Aus der Weiterentwicklung der SMITH-RICARDOschen Werttheorie folgt die Unterscheidung zwischen Arbeitsquantum und Arbeitslohn. Der Arbeiter liefert eine bestimmte Quantität Arbeit, erhält aber nicht die volle, dadurch vollbrachte Wertvermehrung bezahlt, sondern wird vom Eigentümer des verarbeiteten Materials abgelohnt. LASSALLE hat in diesen Unterschied zwischen Arbeitsquantum und Arbeitslohn die ganz soziale Frage konzentriert. MARX hat das Verhältnis mehr wissenschaftlich, wenn auch in der abstoßenden HEGELschen Weise dargelegt. In ihm fand die antisoziale Werttheorie von SMITH, RICARDO und deren Nachfolgern schließlich ihren schärfsten Ausdruck und ihre sozialistische Nutzanwendung. Während die bürgerliche Volkswirtschaft die hohe Bedeutung des Privateigentums für die Wertbildung theoretisch beiseite setzte, praktisch aber doch beibehielt, hat der Sozialismus den Mut, offen die Konsequenzen zu ziehen; er ist über das Wollen und Nichtkönnen hinaus und darin liegt immerhin ein ungeheurer Fortschritt, denn jetzt erst kann die so notwendige Umkehr der Wissenschaft erfolgen.
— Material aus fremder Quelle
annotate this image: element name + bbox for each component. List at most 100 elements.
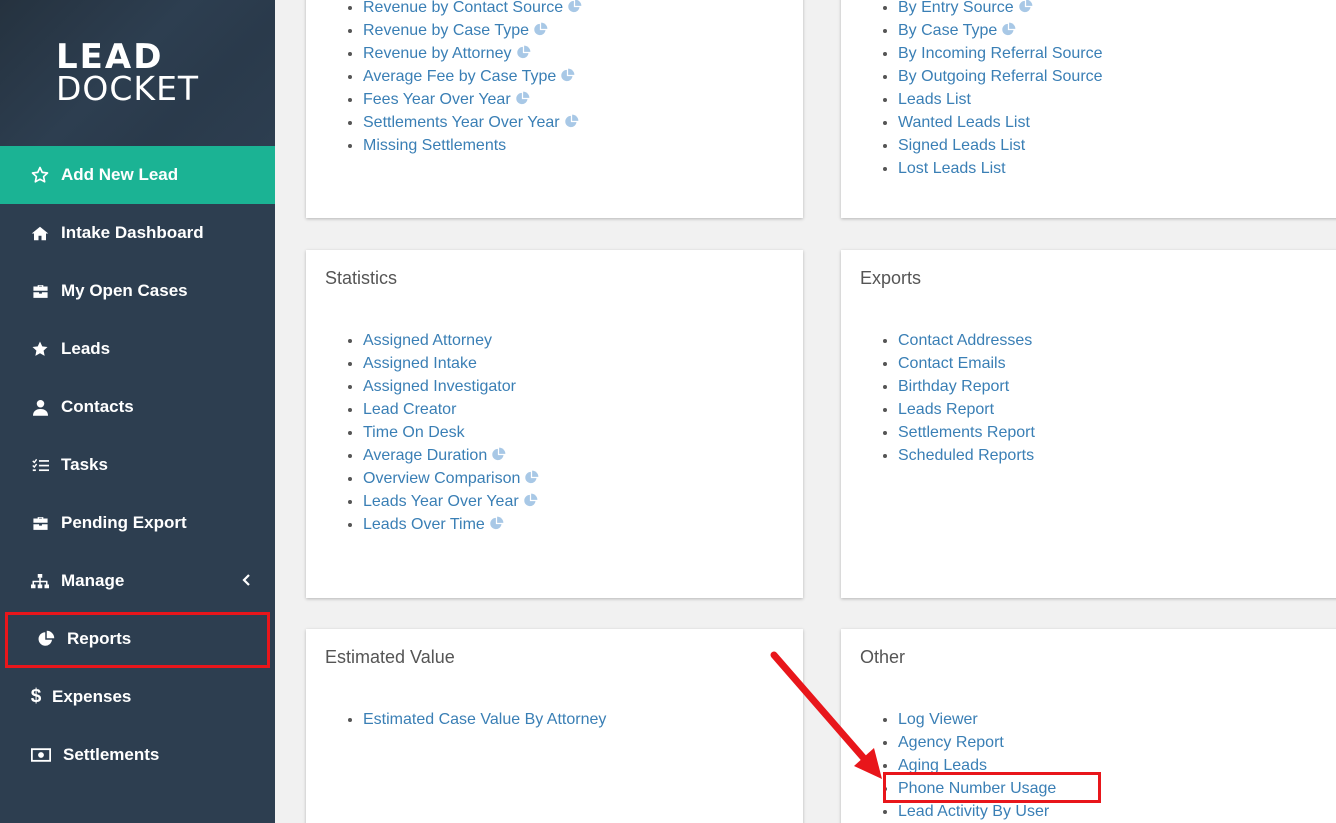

LASSALLE sah scharf, daß die bürgerliche Ökonomie mit ihrer Entwicklung der SMITHschen Theorie von der Bedeutung der Arbeit am Ende angekommen sei, wo sie umschlagen und Sozialökonomie werden müsse. In richtiger Konsequenz der SMITH-RICARDOschen Theorie verstand er darunter, daß die Arbeit nun in ihr volles Recht eingesetz und der "volle Arbeitsertrag für den Arbeiter" gewährt würde. In solchem Sinne meinte er (BASTIAN-SCHULZE, Seite 147), die Sozialökonomie sei sowohl ein Kampf gegen RICARDO, als ebensosehr eine immanente Fortbildung seiner Lehre.

Wie schon bemerkt, ist diese Umwandlung und Weiterbildung der bürgerlichen Ökonomie in die Sozialökonomie durch MARX erfolgt. Er hat mit logischer Schärfe das weiter entwickelt, was SMITH aussprach, aber nicht ausdachte; er hat vor allem die von SMITH nur tatsächlich festgehaltene prinzipielle Scheidung zwischen Gebrauchs- und Tauschwert auch theoretisch und apodiktisch [bewiesenermaßen - wp] ausgesprochen. Ferner hat MARX die SMITHsche Werttheorie mit Recht dahin näher präzisiert, daß er nicht von der Arbeit schlechthin spricht, sondern die gesellschaftliche Durchschnittsarbeit zur Substanz des Tauschwerts, das gesellschaftliche (durchschnittliche) Arbeitsquantum zum Maßstab des Tauschwerts machte.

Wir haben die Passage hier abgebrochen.